All of the development is breathing new life in a part of town that was previously “a little bit tired looking.”
“I think that’s significant too, because it’s really starting to push downtown and the look of downtown a little closer to the Interstate,” Lacy said.
Kitty-corner to the site of what will be a new Baptist Health hospital along Interstate 40, Lewis Crossing has already lined up several tenants to move in.
The 441,871-SF development will be anchored by a 135,500-SF Sam’s Club, which has plans to open in early 2016. The company in charge of that development — Collett & Associates LLC of Charlotte, North Carolina — has also said that Academy Sports, Bed Bath & Beyond, Petco and Ross Dress for Less among others have signed on for sites there.
The company did not return phone messages seeking information about the project.
In a flier describing the development published on the company’s website, Collett & Associates notes Conway’s growth and the benefits of doing business there.
“Conway ... has sustained consistent population growth and has an essentially recession-proof economy, anchored by three higher learning institutions, the burgeoning natural gas industry, a regional health facility and approximately 2,500 government jobs,” the company wrote in the flier.
The flier later adds that the “Conway trade area, which has a population of about 165,000, is one of the most vibrant in the state.”
Old Airport Changes
The Central Landing project is the largest development in the works in Conway, but few details about the project have been released. The estimated 750,000-SF mixed-use development will be laid atop the 151-acre site of the old municipal airport, which closed in January.

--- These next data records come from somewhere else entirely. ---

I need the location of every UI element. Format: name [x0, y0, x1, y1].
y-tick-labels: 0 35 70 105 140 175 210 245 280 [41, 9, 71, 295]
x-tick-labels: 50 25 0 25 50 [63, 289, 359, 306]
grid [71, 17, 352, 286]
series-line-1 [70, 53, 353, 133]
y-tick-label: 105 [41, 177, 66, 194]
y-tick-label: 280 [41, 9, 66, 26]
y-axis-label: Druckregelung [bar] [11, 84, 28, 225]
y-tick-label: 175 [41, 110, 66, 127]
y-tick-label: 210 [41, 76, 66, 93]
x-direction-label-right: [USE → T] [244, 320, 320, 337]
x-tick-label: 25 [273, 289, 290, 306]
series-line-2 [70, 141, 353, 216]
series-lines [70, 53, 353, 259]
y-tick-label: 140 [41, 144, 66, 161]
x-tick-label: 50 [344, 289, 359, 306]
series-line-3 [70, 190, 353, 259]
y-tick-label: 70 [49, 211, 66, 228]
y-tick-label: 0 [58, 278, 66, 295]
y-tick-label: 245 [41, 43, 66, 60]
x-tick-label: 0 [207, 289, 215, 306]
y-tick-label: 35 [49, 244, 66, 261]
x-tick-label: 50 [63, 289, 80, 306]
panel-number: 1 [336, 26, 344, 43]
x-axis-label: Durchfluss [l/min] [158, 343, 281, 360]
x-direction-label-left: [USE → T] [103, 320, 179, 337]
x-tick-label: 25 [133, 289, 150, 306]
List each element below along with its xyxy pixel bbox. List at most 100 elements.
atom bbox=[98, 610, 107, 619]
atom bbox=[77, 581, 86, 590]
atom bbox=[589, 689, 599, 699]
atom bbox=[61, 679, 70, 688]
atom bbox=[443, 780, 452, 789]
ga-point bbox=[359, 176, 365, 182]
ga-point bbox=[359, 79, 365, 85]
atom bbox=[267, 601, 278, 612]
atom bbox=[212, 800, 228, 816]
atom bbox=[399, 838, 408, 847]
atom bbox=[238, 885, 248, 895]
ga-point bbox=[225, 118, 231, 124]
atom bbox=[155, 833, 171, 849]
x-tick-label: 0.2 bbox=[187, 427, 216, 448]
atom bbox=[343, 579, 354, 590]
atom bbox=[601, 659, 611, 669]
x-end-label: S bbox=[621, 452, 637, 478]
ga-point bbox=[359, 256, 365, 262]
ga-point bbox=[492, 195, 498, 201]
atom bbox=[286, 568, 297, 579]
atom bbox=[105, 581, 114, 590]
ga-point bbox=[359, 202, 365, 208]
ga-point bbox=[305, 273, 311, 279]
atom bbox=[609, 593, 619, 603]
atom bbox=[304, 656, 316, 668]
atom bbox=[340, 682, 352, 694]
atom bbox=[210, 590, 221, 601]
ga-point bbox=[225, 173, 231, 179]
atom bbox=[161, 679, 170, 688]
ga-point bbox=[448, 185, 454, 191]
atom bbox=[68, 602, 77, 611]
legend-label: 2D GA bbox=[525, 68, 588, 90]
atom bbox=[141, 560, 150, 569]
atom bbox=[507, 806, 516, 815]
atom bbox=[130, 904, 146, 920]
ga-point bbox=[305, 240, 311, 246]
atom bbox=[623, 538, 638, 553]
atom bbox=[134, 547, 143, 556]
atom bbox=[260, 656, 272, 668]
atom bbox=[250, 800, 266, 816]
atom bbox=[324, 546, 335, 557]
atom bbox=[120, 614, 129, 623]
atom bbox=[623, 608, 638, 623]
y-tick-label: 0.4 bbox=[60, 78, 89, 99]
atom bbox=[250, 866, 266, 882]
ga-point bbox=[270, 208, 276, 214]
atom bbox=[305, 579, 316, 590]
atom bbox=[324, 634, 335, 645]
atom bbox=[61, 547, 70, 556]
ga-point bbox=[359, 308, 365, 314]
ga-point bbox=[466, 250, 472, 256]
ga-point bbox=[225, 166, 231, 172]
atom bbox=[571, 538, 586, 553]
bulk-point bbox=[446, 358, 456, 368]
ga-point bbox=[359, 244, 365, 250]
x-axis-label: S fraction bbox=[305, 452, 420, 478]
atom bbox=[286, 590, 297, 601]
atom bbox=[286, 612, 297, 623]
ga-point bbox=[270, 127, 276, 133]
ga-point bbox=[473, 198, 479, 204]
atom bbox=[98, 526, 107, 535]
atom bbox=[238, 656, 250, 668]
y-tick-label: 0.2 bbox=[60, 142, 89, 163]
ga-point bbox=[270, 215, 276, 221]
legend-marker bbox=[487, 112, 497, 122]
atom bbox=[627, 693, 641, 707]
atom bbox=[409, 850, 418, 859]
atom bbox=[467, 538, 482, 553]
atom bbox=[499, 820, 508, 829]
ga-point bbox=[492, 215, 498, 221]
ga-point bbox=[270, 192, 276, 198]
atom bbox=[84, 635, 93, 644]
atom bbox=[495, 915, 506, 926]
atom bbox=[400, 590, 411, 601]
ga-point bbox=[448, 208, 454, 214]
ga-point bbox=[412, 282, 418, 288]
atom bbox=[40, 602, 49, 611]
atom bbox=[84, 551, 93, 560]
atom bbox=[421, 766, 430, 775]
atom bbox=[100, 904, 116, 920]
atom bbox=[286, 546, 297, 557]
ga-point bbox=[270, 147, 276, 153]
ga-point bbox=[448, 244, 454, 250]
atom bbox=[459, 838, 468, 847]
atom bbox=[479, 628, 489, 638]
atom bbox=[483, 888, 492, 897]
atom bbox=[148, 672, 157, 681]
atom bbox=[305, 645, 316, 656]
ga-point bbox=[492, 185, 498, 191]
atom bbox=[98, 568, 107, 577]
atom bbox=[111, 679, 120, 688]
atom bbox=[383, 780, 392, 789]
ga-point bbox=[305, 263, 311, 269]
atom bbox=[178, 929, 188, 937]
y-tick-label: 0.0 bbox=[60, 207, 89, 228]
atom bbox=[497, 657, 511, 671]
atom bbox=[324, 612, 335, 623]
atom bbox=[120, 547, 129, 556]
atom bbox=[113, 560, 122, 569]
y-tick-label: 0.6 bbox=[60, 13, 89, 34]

The Shoppes at Central Landing — the first 250,000-SF phase at the site — will be home to a 100,000-SF Dillard’s, but its other tenants have not been announced by Jim Wilson & Associates LLC of Montgomery, Alabama, which is working on leasing for the project.
Anita Carter, vice president for Jim Wilson, said the company was not ready to release more tenant names.
Lacy said he also did not have new updates to share, but said Jim Wilson was expected to speak at the annual meeting of the Conway Area Chamber of Commerce, which was scheduled to be held the evening this edition went to press.
Development at UCA
T.J. Johnston, the director of special university projects and community affairs for the University of Central Arkansas, is overseeing the Donaghey Hall mixed-use development on campus at the corner of Donaghey Avenue and Bruce Street.
He said the university plans to break ground on the project in May and open in the summer of 2016, although some commercial space may be available before then.
The 67,500-SF development will include about 15,000 SF of commercial space on the ground floor. Johnston said that no tenants have been announced but that the university expects to do so in the next 30 days.
The development will also double as a residential space with 165 beds designated for sophomores and juniors at the university.
The project is funded through a bond issue that was approved by the UCA board in January. But the project cost came in below estimates at $16.3 million after the interest rate on the bonds came back lower than anticipated, Johnston said.
The Donaghey project is one of several projects in various phases at UCA that are also expected to drive attention to the area. Johnston said he expects the residence hall to also be the beginning of similar developments in the Donaghey District.
“The aim was to create a sense of place for both the UCA community and the citizens at large in Conway,” Johnston said. “In our opinion, this type of development is one of the main ingredients you need in order to better recruit and retain the best students, faculty and staff to this campus.
“To put it simply, we’re officially in the business of place-making now, and Donaghey Hall was our first critical step for that.”